Camorra e voti, pizzini dal carcere al fratello del boss. “Alle elezioni a Caserta lavoriamo noi”

Le intercettazioni fanno emergere il ruolo di Giovanni Capone che mandava messaggio al fratello

“Io l’ambasciata l’ho avuta dal carcere di Santa Maria. L’ambasciata me l’ha mandata mio fratello”. E’ questa la frase che ha fatto ‘sobbalzare’ i carabinieri di Caserta che stavano indagando su un giro di droga nel Capoluogo e che si sono ritrovati nelle mani le prove dell’interfenza del clan Belforte alle elezioni regionali del 2015.
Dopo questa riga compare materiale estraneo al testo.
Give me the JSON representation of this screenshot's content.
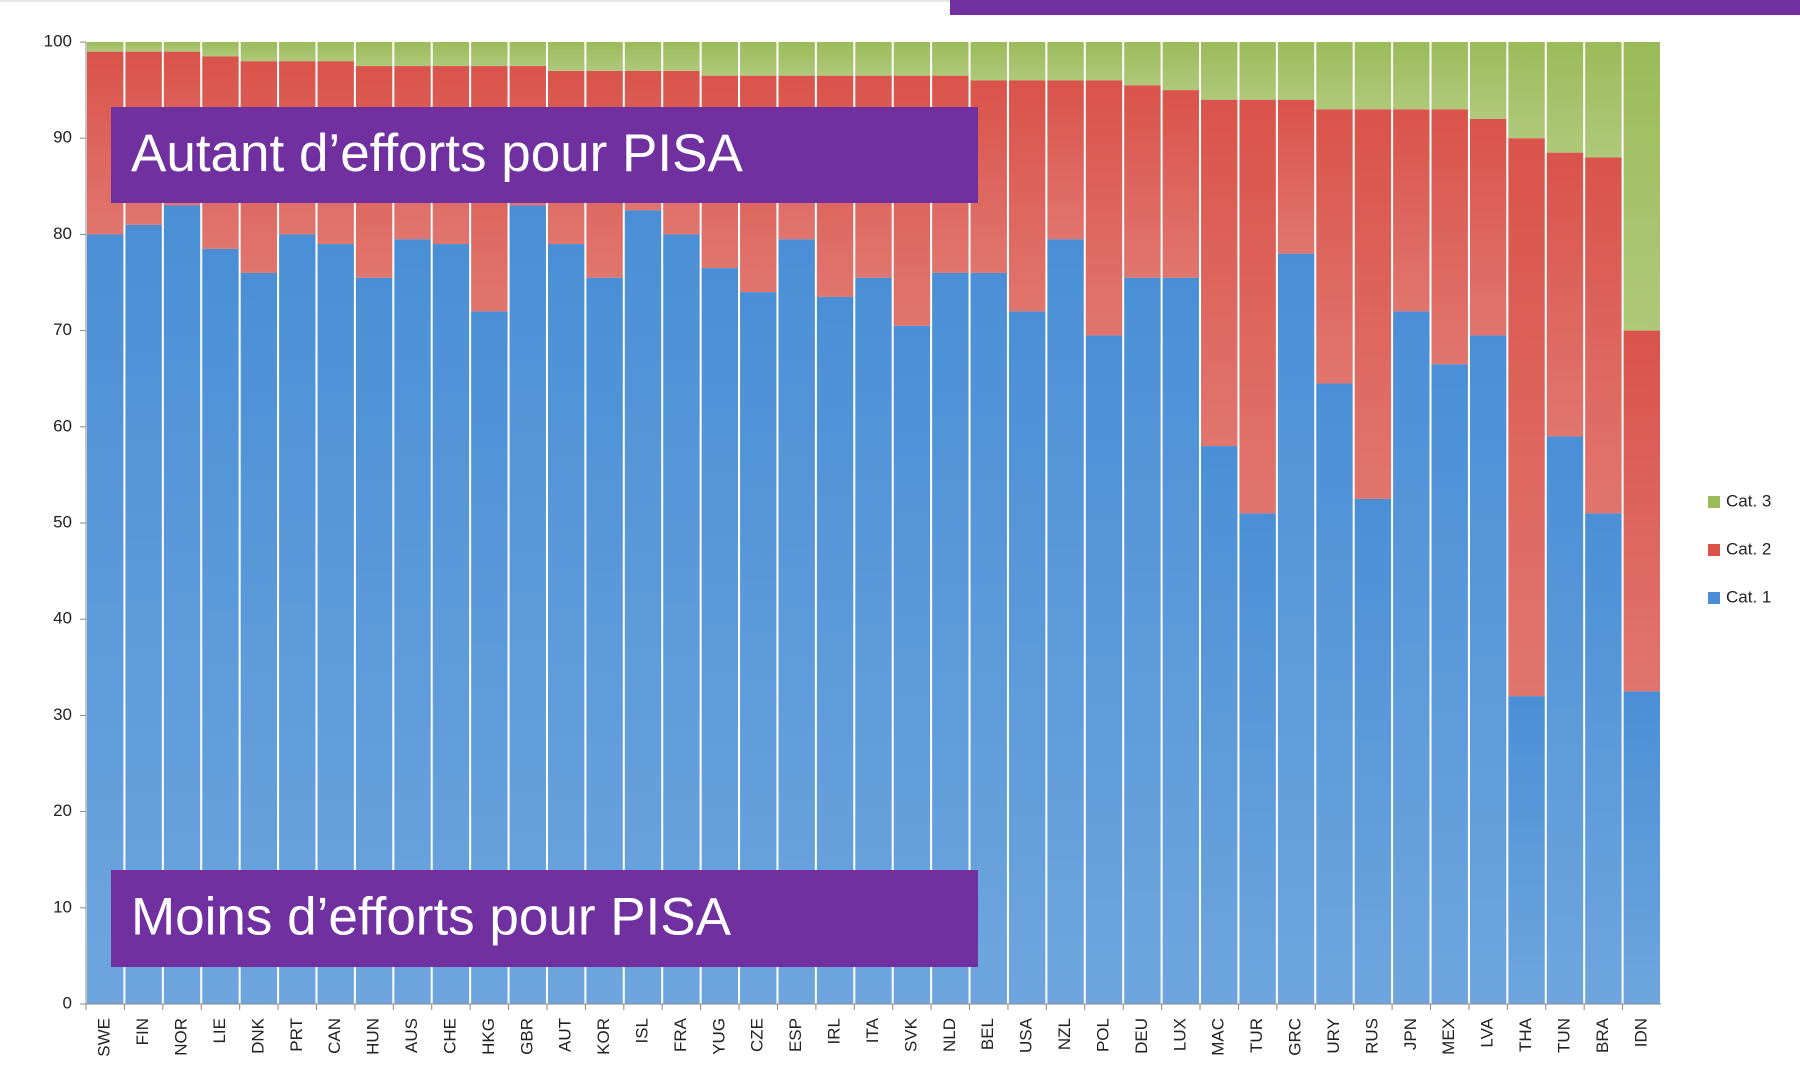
{
  "chart_data": {
    "type": "stacked_bar",
    "categories": [
      "SWE",
      "FIN",
      "NOR",
      "LIE",
      "DNK",
      "PRT",
      "CAN",
      "HUN",
      "AUS",
      "CHE",
      "HKG",
      "GBR",
      "AUT",
      "KOR",
      "ISL",
      "FRA",
      "YUG",
      "CZE",
      "ESP",
      "IRL",
      "ITA",
      "SVK",
      "NLD",
      "BEL",
      "USA",
      "NZL",
      "POL",
      "DEU",
      "LUX",
      "MAC",
      "TUR",
      "GRC",
      "URY",
      "RUS",
      "JPN",
      "MEX",
      "LVA",
      "THA",
      "TUN",
      "BRA",
      "IDN"
    ],
    "series": [
      {
        "name": "Cat. 1",
        "color": "#4a8fd6",
        "values": [
          80,
          81,
          83,
          78.5,
          76,
          80,
          79,
          75.5,
          79.5,
          79,
          72,
          83,
          79,
          75.5,
          82.5,
          80,
          76.5,
          74,
          79.5,
          73.5,
          75.5,
          70.5,
          76,
          76,
          72,
          79.5,
          69.5,
          75.5,
          75.5,
          58,
          51,
          78,
          64.5,
          52.5,
          72,
          66.5,
          69.5,
          32,
          59,
          51,
          32.5
        ]
      },
      {
        "name": "Cat. 2",
        "color": "#d9534a",
        "values": [
          19,
          18,
          16,
          20,
          22,
          18,
          19,
          22,
          18,
          18.5,
          25.5,
          14.5,
          18,
          21.5,
          14.5,
          17,
          20,
          22.5,
          17,
          23,
          21,
          26,
          20.5,
          20,
          24,
          16.5,
          26.5,
          20,
          19.5,
          36,
          43,
          16,
          28.5,
          40.5,
          21,
          26.5,
          22.5,
          58,
          29.5,
          37,
          37.5
        ]
      },
      {
        "name": "Cat. 3",
        "color": "#9bbb59",
        "values": [
          1,
          1,
          1,
          1.5,
          2,
          2,
          2,
          2.5,
          2.5,
          2.5,
          2.5,
          2.5,
          3,
          3,
          3,
          3,
          3.5,
          3.5,
          3.5,
          3.5,
          3.5,
          3.5,
          3.5,
          4,
          4,
          4,
          4,
          4.5,
          5,
          6,
          6,
          6,
          7,
          7,
          7,
          7,
          8,
          10,
          11.5,
          12,
          30
        ]
      }
    ],
    "ylim": [
      0,
      100
    ],
    "yticks": [
      0,
      10,
      20,
      30,
      40,
      50,
      60,
      70,
      80,
      90,
      100
    ],
    "annotations": [
      "Autant d’efforts pour PISA",
      "Moins d’efforts pour PISA"
    ],
    "legend": "right"
  }
}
LE INDAGINI SULLE ELEZIONI

E' da qui che partono le indagini 'supplettive' che poi portano ad individuare anche altro, oltre all'imposizione di chi doveva lavorare per attaccare i manifesti: quell'accordo tra alcuni candidati ed il gruppo di Giovanni Capone (difeso dall'avvocato Nello Sgambato) per garantire centinaia di voti dietro il pagamento di cifre che variavano dai 3mila agli 11500 euro e che hanno spinto la Dda a chiedere ed ottenere l'arresto di Pasquale Corvino di Caserta e Pasquale Carbone di San Marcellino.
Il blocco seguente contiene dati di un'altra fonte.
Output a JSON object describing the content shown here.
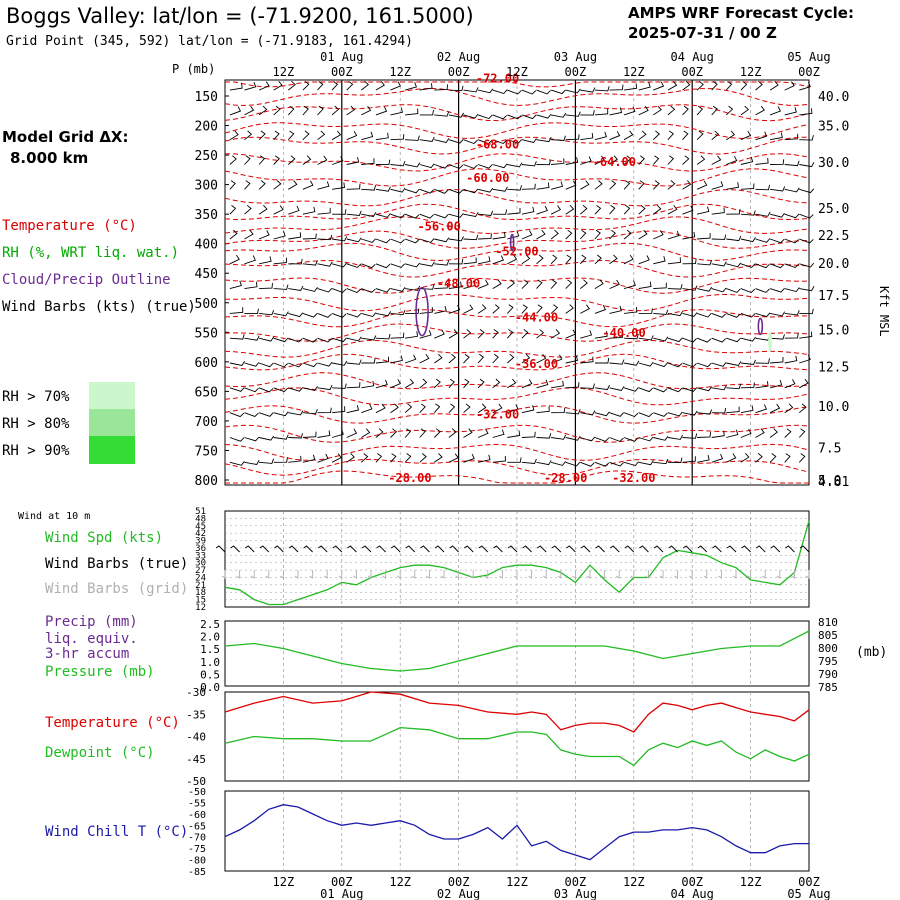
{
  "header": {
    "title": "Boggs Valley:  lat/lon = (-71.9200, 161.5000)",
    "subtitle": "Grid Point (345, 592) lat/lon = (-71.9183, 161.4294)",
    "cycle_label": "AMPS WRF Forecast Cycle:",
    "cycle_value": "2025-07-31 / 00  Z"
  },
  "model_grid": {
    "label": "Model Grid ΔX:",
    "value": "8.000 km"
  },
  "legends": {
    "temperature": "Temperature (°C)",
    "rh": "RH (%, WRT liq. wat.)",
    "cloud": "Cloud/Precip Outline",
    "wind": "Wind Barbs (kts) (true)",
    "rh70": "RH > 70%",
    "rh80": "RH > 80%",
    "rh90": "RH > 90%"
  },
  "colors": {
    "temp": "#dd0000",
    "rh": "#00aa00",
    "cloud": "#6a2c91",
    "wind": "#000000",
    "windgrid": "#b0b0b0",
    "spd": "#22bb22",
    "dew": "#22bb22",
    "chill": "#1a1aaa",
    "rh70": "#ccf7cc",
    "rh80": "#99e699",
    "rh90": "#33dd33",
    "grid": "#999999"
  },
  "time_axis": {
    "hours": [
      "12Z",
      "00Z",
      "12Z",
      "00Z",
      "12Z",
      "00Z",
      "12Z",
      "00Z",
      "12Z",
      "00Z"
    ],
    "days": [
      "01 Aug",
      "02 Aug",
      "03 Aug",
      "04 Aug",
      "05 Aug"
    ]
  },
  "chart_data": [
    {
      "type": "heatmap",
      "name": "cross-section",
      "y_label": "P (mb)",
      "right_label": "Kft MSL",
      "pressure_ticks": [
        "150",
        "200",
        "250",
        "300",
        "350",
        "400",
        "450",
        "500",
        "550",
        "600",
        "650",
        "700",
        "750",
        "800"
      ],
      "kft_ticks": [
        {
          "p": 150,
          "label": "40.0"
        },
        {
          "p": 200,
          "label": "35.0"
        },
        {
          "p": 262,
          "label": "30.0"
        },
        {
          "p": 340,
          "label": "25.0"
        },
        {
          "p": 385,
          "label": "22.5"
        },
        {
          "p": 433,
          "label": "20.0"
        },
        {
          "p": 487,
          "label": "17.5"
        },
        {
          "p": 545,
          "label": "15.0"
        },
        {
          "p": 608,
          "label": "12.5"
        },
        {
          "p": 675,
          "label": "10.0"
        },
        {
          "p": 745,
          "label": "7.5"
        },
        {
          "p": 800,
          "label": "5.0"
        },
        {
          "p": 802,
          "label": "4.81"
        }
      ],
      "temp_labels": [
        {
          "t": 28,
          "p": 120,
          "label": "-72.00"
        },
        {
          "t": 28,
          "p": 232,
          "label": "-68.00"
        },
        {
          "t": 40,
          "p": 262,
          "label": "-64.00"
        },
        {
          "t": 27,
          "p": 289,
          "label": "-60.00"
        },
        {
          "t": 22,
          "p": 371,
          "label": "-56.00"
        },
        {
          "t": 30,
          "p": 413,
          "label": "-52.00"
        },
        {
          "t": 24,
          "p": 467,
          "label": "-48.00"
        },
        {
          "t": 32,
          "p": 525,
          "label": "-44.00"
        },
        {
          "t": 41,
          "p": 551,
          "label": "-40.00"
        },
        {
          "t": 32,
          "p": 604,
          "label": "-36.00"
        },
        {
          "t": 28,
          "p": 689,
          "label": "-32.00"
        },
        {
          "t": 19,
          "p": 797,
          "label": "-28.00"
        },
        {
          "t": 35,
          "p": 797,
          "label": "-28.00"
        },
        {
          "t": 42,
          "p": 797,
          "label": "-32.00"
        }
      ]
    },
    {
      "type": "line",
      "name": "wind-10m",
      "panel_label": "Wind at 10 m",
      "labels": {
        "spd": "Wind Spd (kts)",
        "barbs_true": "Wind Barbs (true)",
        "barbs_grid": "Wind Barbs (grid)"
      },
      "y_ticks": [
        51,
        48,
        45,
        42,
        39,
        36,
        33,
        30,
        27,
        24,
        21,
        18,
        15,
        12
      ],
      "ylim": [
        12,
        51
      ],
      "x": [
        0,
        3,
        6,
        9,
        12,
        15,
        18,
        21,
        24,
        27,
        30,
        33,
        36,
        39,
        42,
        45,
        48,
        51,
        54,
        57,
        60,
        63,
        66,
        69,
        72,
        75,
        78,
        81,
        84,
        87,
        90,
        93,
        96,
        99,
        102,
        105,
        108,
        111,
        114,
        117,
        120
      ],
      "values": [
        20,
        19,
        15,
        13,
        13,
        15,
        17,
        19,
        22,
        21,
        24,
        26,
        28,
        29,
        29,
        28,
        26,
        24,
        25,
        28,
        29,
        29,
        28,
        26,
        22,
        29,
        23,
        18,
        24,
        24,
        32,
        35,
        34,
        33,
        30,
        28,
        23,
        22,
        21,
        26,
        47
      ]
    },
    {
      "type": "line",
      "name": "precip-pressure",
      "labels": {
        "precip": "Precip (mm)",
        "liq": "liq. equiv.",
        "accum": "3-hr accum",
        "pressure": "Pressure (mb)"
      },
      "left_ticks": [
        "2.5",
        "2.0",
        "1.5",
        "1.0",
        "0.5",
        "0.0"
      ],
      "right_ticks": [
        "810",
        "805",
        "800",
        "795",
        "790",
        "785"
      ],
      "right_unit": "(mb)",
      "ylim": [
        785,
        811
      ],
      "x": [
        0,
        6,
        12,
        18,
        24,
        30,
        36,
        42,
        48,
        54,
        60,
        66,
        72,
        78,
        84,
        90,
        96,
        102,
        108,
        114,
        120
      ],
      "values": [
        801,
        802,
        800,
        797,
        794,
        792,
        791,
        792,
        795,
        798,
        801,
        801,
        801,
        801,
        799,
        796,
        798,
        800,
        801,
        801,
        807
      ]
    },
    {
      "type": "line",
      "name": "temperature-dewpoint",
      "labels": {
        "temp": "Temperature (°C)",
        "dew": "Dewpoint (°C)"
      },
      "y_ticks": [
        -30,
        -35,
        -40,
        -45,
        -50
      ],
      "ylim": [
        -50,
        -30
      ],
      "x": [
        0,
        6,
        12,
        18,
        24,
        30,
        36,
        42,
        48,
        54,
        60,
        63,
        66,
        69,
        72,
        75,
        78,
        81,
        84,
        87,
        90,
        93,
        96,
        99,
        102,
        105,
        108,
        111,
        114,
        117,
        120
      ],
      "series": [
        {
          "name": "Temperature",
          "values": [
            -34.5,
            -32.5,
            -31,
            -32.5,
            -32,
            -30,
            -30.5,
            -32.5,
            -33,
            -34.5,
            -35,
            -34.5,
            -35,
            -38.5,
            -37.5,
            -37,
            -37,
            -37.5,
            -39,
            -35,
            -32.5,
            -33,
            -34,
            -33,
            -32.5,
            -33.5,
            -34.5,
            -35,
            -35.5,
            -36.5,
            -34
          ]
        },
        {
          "name": "Dewpoint",
          "values": [
            -41.5,
            -40,
            -40.5,
            -40.5,
            -41,
            -41,
            -38,
            -38.5,
            -40.5,
            -40.5,
            -39,
            -39,
            -39.5,
            -43,
            -44,
            -44.5,
            -44.5,
            -44.5,
            -46.5,
            -43,
            -41.5,
            -42.5,
            -41,
            -42,
            -41,
            -43.5,
            -45,
            -43,
            -44.5,
            -45.5,
            -44
          ]
        }
      ]
    },
    {
      "type": "line",
      "name": "wind-chill",
      "labels": {
        "chill": "Wind Chill T (°C)"
      },
      "y_ticks": [
        -50,
        -55,
        -60,
        -65,
        -70,
        -75,
        -80,
        -85
      ],
      "ylim": [
        -85,
        -50
      ],
      "x": [
        0,
        3,
        6,
        9,
        12,
        15,
        18,
        21,
        24,
        27,
        30,
        33,
        36,
        39,
        42,
        45,
        48,
        51,
        54,
        57,
        60,
        63,
        66,
        69,
        72,
        75,
        78,
        81,
        84,
        87,
        90,
        93,
        96,
        99,
        102,
        105,
        108,
        111,
        114,
        117,
        120
      ],
      "values": [
        -70,
        -67,
        -63,
        -58,
        -56,
        -57,
        -60,
        -63,
        -65,
        -64,
        -65,
        -64,
        -63,
        -65,
        -69,
        -71,
        -71,
        -69,
        -66,
        -71,
        -65,
        -74,
        -72,
        -76,
        -78,
        -80,
        -75,
        -70,
        -68,
        -68,
        -67,
        -67,
        -66,
        -67,
        -70,
        -74,
        -77,
        -77,
        -74,
        -73,
        -73
      ]
    }
  ]
}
L'INTERCETTAZIONE: "L'AMBASCIATA L'HO AVUTA DA MIO FRATELLO"

La frase di Agostino Capone è stata registrata il 14 marzo 2015, alle 20 di sera, mentre lo stesso si trova in compagnia di un’altra persona al quale spiega chi gli ha dato la “consegna” del lavoro che dovrà fare per le elezioni regionali che si terranno di lì a poche settimane, cioè curare l’affissione dei manifesti dei candidati. “Mio fratello - afferma - ha detto che i manifesti a Caserta li devo fare io”.

I PIZZINI CONSEGNATI ALLA MOGLIE

Nella stessa conversazione emerge anche un altro dato molto interessante, cioè la preoccupazione di Giovanni Capone che dietro il fratello Agostino ci fosse anche Antonio Zarrillo detto ‘Boccetta’. Giovanni Capone, tramite il figlio, aveva dato precise indicazioni al fratello con le quali stabiliva che Zarrillo non doveva partecipare alla spartizione degli introiti derivanti dall’imposizione del’affissione dei manifesti. E, per il tramite dei pizzini che Giovanni Capone affidata alla moglie, venivano date indicazioni anche sulla parte che sarebbe dovuta essere “per il boss”: circa mille euro, con tanto di disposizione di come dovevano essere divisi ed i pagamenti da effettuare.